Giancarlo: Blockchain Means a Safer Swap Market

June 26, 2019
CFTC Chair says distributed ledger combined with other tech will help swap market.

BlockchainAlthough bitcoin has been newsy lately, the tech behind it has fallen out of the headlines this year. But since blockchain may end up making the swap market much safer for corporates hedging risk, not to mention benefiting corporates more directly, it could be news again soon.

In a recent speech in Rome, CFTC Chairman J. Christopher Giancarlo noted that the real-time, distributed-ledger technology (DLT) supporting blockchain coupled with modern cognitive computing capabilities could have enabled regulators to recognize anomalies and diverging counterparty exposures. In fact, they could have realized that the $400 million notional of outstanding credit default swaps written on Lehman Brothers represented under $8 billion in net market exposure” to the failed the firm.

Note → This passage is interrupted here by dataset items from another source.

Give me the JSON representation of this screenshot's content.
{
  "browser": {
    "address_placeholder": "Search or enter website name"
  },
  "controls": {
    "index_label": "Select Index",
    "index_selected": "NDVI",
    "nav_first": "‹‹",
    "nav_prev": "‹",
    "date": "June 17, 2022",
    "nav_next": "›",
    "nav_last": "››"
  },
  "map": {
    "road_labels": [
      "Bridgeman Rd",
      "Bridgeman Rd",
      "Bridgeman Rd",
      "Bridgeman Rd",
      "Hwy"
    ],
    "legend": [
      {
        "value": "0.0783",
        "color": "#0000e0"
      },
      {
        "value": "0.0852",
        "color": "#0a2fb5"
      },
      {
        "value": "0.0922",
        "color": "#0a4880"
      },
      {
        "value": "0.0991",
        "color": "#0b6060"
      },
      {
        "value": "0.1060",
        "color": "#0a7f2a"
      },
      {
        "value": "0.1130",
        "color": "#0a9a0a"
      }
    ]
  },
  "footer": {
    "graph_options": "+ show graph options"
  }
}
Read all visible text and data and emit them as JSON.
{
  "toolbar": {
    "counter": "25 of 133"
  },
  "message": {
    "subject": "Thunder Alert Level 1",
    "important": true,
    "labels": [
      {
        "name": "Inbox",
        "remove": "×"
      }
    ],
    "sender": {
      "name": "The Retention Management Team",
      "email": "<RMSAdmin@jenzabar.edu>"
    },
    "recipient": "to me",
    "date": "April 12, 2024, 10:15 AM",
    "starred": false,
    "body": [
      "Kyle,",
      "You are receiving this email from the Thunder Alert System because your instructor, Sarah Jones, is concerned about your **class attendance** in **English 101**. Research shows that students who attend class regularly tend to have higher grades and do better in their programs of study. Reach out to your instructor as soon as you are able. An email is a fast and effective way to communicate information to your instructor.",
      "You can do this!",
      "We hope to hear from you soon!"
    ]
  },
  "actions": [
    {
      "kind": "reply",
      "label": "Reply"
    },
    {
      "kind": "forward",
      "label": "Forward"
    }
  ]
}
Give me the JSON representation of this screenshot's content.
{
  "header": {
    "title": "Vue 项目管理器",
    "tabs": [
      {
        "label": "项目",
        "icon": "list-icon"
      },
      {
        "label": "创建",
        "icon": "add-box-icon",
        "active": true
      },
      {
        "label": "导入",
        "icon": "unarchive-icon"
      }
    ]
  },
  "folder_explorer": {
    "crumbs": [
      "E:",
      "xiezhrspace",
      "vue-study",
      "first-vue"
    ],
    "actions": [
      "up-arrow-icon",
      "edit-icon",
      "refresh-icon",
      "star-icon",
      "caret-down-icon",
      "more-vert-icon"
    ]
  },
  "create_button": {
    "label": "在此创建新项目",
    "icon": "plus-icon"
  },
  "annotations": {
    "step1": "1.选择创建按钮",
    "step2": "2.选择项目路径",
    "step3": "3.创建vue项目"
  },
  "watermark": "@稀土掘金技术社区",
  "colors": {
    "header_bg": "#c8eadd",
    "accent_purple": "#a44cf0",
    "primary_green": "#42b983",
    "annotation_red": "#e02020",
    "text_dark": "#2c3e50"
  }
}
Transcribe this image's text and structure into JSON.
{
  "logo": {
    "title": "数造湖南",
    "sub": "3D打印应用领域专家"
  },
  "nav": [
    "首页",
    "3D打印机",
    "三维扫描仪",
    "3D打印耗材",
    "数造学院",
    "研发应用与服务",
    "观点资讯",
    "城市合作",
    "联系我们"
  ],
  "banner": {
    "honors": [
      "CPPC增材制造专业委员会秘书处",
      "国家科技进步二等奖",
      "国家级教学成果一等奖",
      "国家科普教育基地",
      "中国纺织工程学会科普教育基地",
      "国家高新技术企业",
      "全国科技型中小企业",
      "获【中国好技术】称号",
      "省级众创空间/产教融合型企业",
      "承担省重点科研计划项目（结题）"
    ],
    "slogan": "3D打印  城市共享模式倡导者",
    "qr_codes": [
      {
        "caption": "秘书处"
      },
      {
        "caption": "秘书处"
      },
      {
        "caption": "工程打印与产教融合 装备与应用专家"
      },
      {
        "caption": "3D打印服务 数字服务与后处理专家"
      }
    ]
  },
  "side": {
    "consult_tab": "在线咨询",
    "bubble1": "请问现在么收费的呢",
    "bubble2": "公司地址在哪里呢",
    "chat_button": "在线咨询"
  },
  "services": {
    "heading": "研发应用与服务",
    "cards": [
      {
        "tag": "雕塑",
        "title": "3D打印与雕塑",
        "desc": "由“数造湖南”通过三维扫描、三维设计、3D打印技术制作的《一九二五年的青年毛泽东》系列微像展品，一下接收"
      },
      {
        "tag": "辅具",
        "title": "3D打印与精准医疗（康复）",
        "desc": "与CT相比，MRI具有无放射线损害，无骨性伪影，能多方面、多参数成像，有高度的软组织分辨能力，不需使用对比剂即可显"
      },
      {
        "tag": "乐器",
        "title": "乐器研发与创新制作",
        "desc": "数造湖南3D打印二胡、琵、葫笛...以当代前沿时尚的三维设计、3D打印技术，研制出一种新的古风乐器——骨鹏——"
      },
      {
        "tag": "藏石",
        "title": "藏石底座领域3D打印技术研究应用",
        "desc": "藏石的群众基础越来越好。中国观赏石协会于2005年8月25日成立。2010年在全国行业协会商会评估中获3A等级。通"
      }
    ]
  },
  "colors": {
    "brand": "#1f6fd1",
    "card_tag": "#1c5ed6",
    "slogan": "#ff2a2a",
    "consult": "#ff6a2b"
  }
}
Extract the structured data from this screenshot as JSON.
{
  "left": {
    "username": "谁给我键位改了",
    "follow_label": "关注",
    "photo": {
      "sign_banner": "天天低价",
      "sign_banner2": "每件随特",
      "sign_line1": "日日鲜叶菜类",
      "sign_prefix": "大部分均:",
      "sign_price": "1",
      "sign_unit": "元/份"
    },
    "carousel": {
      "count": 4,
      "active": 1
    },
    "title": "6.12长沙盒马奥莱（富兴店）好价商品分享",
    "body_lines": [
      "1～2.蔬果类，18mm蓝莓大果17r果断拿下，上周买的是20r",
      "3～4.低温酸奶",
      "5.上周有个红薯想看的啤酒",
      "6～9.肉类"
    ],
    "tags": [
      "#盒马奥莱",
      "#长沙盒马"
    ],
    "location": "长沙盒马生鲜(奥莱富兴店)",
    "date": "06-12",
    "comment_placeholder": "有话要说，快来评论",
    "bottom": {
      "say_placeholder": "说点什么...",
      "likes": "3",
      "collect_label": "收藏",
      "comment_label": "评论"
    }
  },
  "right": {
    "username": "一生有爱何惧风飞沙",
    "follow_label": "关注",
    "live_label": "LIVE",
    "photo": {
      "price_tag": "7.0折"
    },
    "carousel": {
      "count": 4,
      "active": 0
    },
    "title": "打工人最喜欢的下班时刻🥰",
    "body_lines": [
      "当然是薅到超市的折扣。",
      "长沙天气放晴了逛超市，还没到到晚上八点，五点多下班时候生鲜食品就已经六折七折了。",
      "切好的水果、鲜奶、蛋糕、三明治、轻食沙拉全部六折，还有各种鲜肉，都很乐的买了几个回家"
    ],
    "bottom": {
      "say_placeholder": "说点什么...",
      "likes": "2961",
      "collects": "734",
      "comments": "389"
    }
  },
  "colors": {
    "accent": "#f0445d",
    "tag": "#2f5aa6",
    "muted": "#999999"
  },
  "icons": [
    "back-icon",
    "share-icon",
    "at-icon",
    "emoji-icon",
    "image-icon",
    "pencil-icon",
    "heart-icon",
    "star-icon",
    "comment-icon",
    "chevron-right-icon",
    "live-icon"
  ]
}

“In short, what a difference it would have made a decade ago if blockchain technology on a private distributed ledger accessible to regulators had been the informational foundation of Wall Street’s derivatives exposures,” Gianfranco said. “At a minimum, it would certainly have allowed for far faster, better-informed, and more calibrated regulatory intervention instead of the disorganized response that unfortunately ensued.”

What that means to corporates. Corporates generally were not involved in the credit-default market, but it hobbled and even brought down the big Wall Street banks that were their counterparties for more conventional interest-rate and currency swaps.

Additionally, while initiatives to implement DLT in the financial markets remain in early stages, when the technology gains ground Wall Street bank customers, including corporates, should not only feel more secure but perhaps more justified in asking for swap-related fee cuts. Mr. Giancarlo noted estimates that by 2022 DLT could allow financial institutions to save as much as $20 billion in infrastructure and operational costs each year.

Another study, “Estimates that the technology could cut trading settlement costs by a third, or $16 billion a year, and cut capital requirements by $120 billion,” he said, adding, “Moving from systems­of­record at the level of a firm to an authoritative system­of­record at the level of a market is an enormous opportunity to improve existing market infrastructure.”

And the more direct benefits for corporates? Mr. Giancarlo noted DLT use cases in areas ranging from international trade to charitable endeavors to social services. He pointed to Louis Dreyfus, a global agricultural commodities merchant, which along with a group of financing banks last year completed the first DLT agricultural deal for the sale of 60,000 tons of US soybeans to China. He added that other potential corporate use cases include managing legal records, and inventory control and logistics.

Mr. Giancarlo cautioned that challenges remain around DLT scalability, governance, security and value, but added that in general advances often seem slow until they reach a tipping point. “Yet it is undeniable that DLT and interoperable database systems hold enormous commercial promise,” he said.